Most people know that to keep bones healthy you should get lots of exercise and lots of calcium. Not many know, though, that these efforts at healthy bones may be undermined by one simple element of their diet – gluten. Even if you aren’t sensitive to gluten, it can still cause damage to your bone tissue.
It turns out that gluten damages bones in a variety of ways. For one, there are phytates, compounds that are found in the outer layer of cereal grains in large amounts. These phytates bind with calcium and other minerals – but phytates don’t digest easily, so these important minerals are wasted instead of digested and used by the bones.
Although you don’t have to have celiac disease or even sensitivity to gluten for it to do damage to your bones, osteopenic bone disease is one problem that arises in celiac disease, according to a study in The American Journal of Clinical Nutrition. This is a disease where the patient’s bone density is low, but not as severe as that found in patients with osteoporosis. This may be caused in part by impaired kidney function, which is caused by an excess of calcium secretion because of gluten.
A study in the Journal of Clinical Endocrinology and Metabolismalso says that patients with celiac disease have an increased risk for a broken hip because of the constant damage that gluten does to the intestinal tissues, interfering with the body’s absorption of elements that are important to bones.
Besides osteopenic bone disease, intolerance to gluten can also increase the risk for osteoporosis, a more serious condition where bones are not dense enough. Osteoporosis affects more than 28 million Americans, and 80% of those affected are women. In America, 18 million more people are on their way to osteoporosis, as they have low bone density. Osteoporosis can result in fracture, disability, and pain.

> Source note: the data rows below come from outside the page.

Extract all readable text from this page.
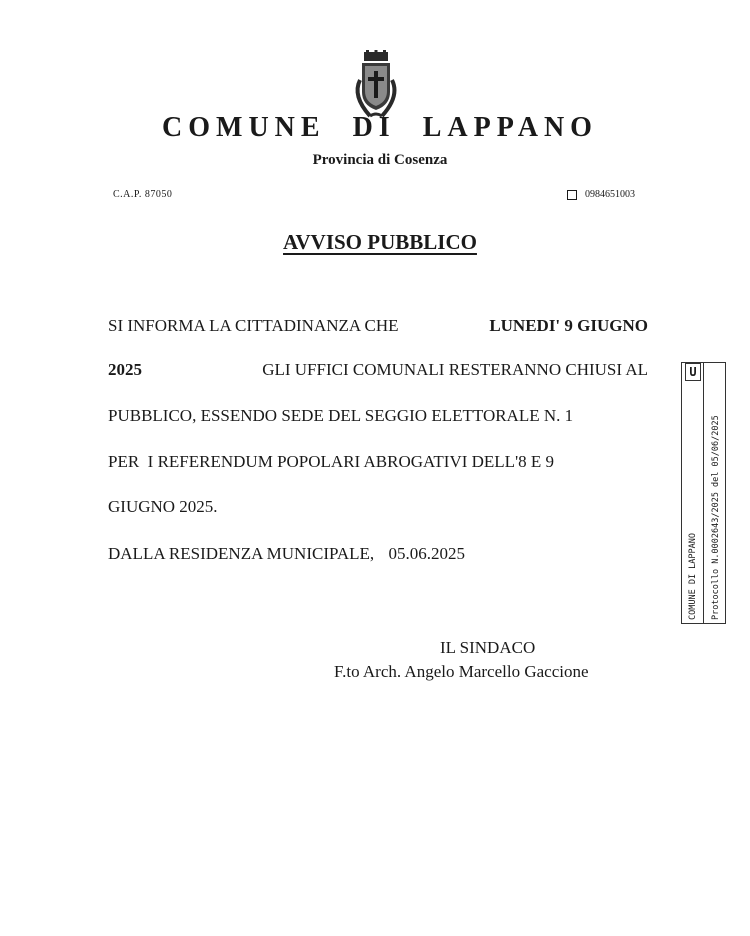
COMUNE DI LAPPANO
Provincia di Cosenza
C.A.P. 87050	0984651003
AVVISO PUBBLICO
SI INFORMA LA CITTADINANZA CHE	LUNEDI' 9 GIUGNO
2025	GLI UFFICI COMUNALI RESTERANNO CHIUSI AL
PUBBLICO, ESSENDO SEDE DEL SEGGIO ELETTORALE N. 1
PER  I REFERENDUM POPOLARI ABROGATIVI DELL'8 E 9
GIUGNO 2025.
DALLA RESIDENZA MUNICIPALE, 05.06.2025
IL SINDACO
F.to Arch. Angelo Marcello Gaccione
U
COMUNE DI LAPPANO Protocollo N.0002643/2025 del 05/06/2025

Those with celiac disease and other issues with gluten have a problem absorbing important nutrients such as calcium.
Although you might think that getting more calcium is the answer, to make it all a little more confusing, it also seems that calcium supplementation does little good for celiac patients. Magnesium supplementation, it turns out, is much more important.

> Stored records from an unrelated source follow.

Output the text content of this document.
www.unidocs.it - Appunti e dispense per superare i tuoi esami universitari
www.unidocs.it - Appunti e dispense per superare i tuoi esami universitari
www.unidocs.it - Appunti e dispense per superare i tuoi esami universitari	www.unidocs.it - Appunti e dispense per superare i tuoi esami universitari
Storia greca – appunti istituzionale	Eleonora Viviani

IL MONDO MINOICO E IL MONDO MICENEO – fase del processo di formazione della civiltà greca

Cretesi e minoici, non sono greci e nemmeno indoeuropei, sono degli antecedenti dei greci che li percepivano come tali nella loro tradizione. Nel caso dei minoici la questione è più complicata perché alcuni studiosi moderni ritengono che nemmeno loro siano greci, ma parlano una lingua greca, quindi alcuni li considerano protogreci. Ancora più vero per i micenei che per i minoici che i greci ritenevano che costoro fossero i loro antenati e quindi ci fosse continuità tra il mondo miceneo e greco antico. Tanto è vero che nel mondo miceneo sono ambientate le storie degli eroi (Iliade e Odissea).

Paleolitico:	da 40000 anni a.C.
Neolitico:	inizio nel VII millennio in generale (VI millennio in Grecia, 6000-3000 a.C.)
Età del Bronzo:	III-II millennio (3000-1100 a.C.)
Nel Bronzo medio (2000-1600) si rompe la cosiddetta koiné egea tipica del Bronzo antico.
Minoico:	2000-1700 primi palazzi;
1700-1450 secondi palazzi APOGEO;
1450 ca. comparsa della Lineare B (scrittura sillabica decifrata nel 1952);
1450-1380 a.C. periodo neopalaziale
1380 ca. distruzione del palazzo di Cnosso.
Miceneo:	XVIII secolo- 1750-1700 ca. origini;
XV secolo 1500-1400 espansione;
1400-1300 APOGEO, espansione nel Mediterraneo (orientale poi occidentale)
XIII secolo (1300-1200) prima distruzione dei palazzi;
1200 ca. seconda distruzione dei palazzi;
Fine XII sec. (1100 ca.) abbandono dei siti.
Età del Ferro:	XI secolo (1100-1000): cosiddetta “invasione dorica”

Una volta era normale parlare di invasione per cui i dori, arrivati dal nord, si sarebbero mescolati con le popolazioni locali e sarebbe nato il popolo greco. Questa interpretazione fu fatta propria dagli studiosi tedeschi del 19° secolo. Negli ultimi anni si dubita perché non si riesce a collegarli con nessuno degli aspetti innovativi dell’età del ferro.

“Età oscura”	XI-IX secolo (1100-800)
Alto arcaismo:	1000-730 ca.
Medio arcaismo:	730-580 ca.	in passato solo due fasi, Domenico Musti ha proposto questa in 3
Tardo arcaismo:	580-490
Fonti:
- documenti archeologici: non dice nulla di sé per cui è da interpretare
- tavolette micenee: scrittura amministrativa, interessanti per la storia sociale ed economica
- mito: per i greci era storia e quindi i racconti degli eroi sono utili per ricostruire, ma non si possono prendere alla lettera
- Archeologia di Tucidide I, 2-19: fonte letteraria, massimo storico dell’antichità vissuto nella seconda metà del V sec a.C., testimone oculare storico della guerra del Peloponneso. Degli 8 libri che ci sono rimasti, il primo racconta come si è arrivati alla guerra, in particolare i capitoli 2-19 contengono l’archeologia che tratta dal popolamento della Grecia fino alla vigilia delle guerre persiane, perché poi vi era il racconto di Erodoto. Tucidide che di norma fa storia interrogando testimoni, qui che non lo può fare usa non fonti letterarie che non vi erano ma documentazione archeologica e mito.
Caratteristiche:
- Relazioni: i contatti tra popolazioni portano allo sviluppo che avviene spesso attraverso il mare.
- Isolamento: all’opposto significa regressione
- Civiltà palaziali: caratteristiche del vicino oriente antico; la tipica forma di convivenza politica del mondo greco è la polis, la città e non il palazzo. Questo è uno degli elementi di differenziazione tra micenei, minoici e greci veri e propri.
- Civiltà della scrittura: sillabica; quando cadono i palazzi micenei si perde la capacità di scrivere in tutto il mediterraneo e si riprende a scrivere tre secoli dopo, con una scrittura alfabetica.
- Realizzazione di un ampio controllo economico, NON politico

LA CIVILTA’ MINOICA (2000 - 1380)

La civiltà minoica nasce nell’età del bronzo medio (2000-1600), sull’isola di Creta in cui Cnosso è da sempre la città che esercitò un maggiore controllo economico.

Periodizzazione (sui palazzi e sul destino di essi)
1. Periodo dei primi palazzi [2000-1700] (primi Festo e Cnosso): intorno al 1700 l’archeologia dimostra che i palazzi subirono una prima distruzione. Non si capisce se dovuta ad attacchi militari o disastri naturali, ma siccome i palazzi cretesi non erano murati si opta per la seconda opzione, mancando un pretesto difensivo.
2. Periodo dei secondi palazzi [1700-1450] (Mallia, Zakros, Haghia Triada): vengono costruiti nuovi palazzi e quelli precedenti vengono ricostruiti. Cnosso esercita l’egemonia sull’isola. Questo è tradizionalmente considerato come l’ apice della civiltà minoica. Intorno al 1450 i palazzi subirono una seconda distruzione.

Magnesium not only helps to activate osteoblasts, which build bone, but it also helps to keep the parathyroid gland healthy. This gland produces hormones that help to regulate the body’s calcium metabolism, an important task needed to keep bones healthy. In patients with untreated celiac disease, the parathyroid gland releases too much parathyroid hormone, resulting in bone loss.

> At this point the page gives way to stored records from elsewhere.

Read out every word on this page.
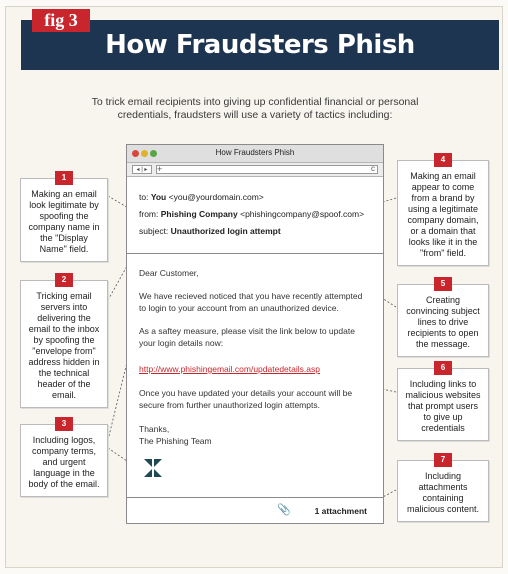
How Fraudsters Phish
fig 3
To trick email recipients into giving up confidential financial or personal credentials, fraudsters will use a variety of tactics including:
How Fraudsters Phish
◂ | ▸	+	c
to: You <you@yourdomain.com>
from: Phishing Company <phishingcompany@spoof.com>
subject: Unauthorized login attempt
Dear Customer,
We have recieved noticed that you have recently attempted
to login to your account from an unauthorized device.
As a saftey measure, please visit the link below to update
your login details now:
http://www.phishingemail.com/updatedetails.asp
Once you have updated your details your account will be
secure from further unauthorized login attempts.
Thanks,
The Phishing Team
📎	1 attachment
1
Making an email look legitimate by spoofing the company name in the "Display Name" field.
2
Tricking email servers into delivering the email to the inbox by spoofing the "envelope from" address hidden in the technical header of the email.
3
Including logos, company terms, and urgent language in the body of the email.
4
Making an email appear to come from a brand by using a legitimate company domain, or a domain that looks like it in the "from" field.
5
Creating convincing subject lines to drive recipients to open the message.
6
Including links to malicious websites that prompt users to give up credentials
7
Including attachments containing malicious content.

So what steps can you take to keep bones strong? Of course it helps if you worked to build up strong bones when you were in your younger years. If you didn’t, though, don’t give up. Here are some other things to keep in mind for healthy bones:
- Perform weight-bearing exercises regularly.
- Make sure to eat a variety of foods to get all of the nutrients you need. This means a well-balanced diet including meats, fish, and green, leafy vegetables.
- Ask your doctor about periodic bone density tests, especially if you have a history of osteoporosis or you have made drastic changes to your diet.
- Don’t depend solely on calcium supplementation for healthy bones.
- Make sure you are getting enough vitamin D, which helps the body absorb important nutrients such as calcium and magnesium
- Don’t smoke and avoid excessive amounts of alcohol
Although sometimes it can take longer for a patient to develop normal absorption of nutrients, some see improvements in their bone density within a year of going on a gluten-free diet.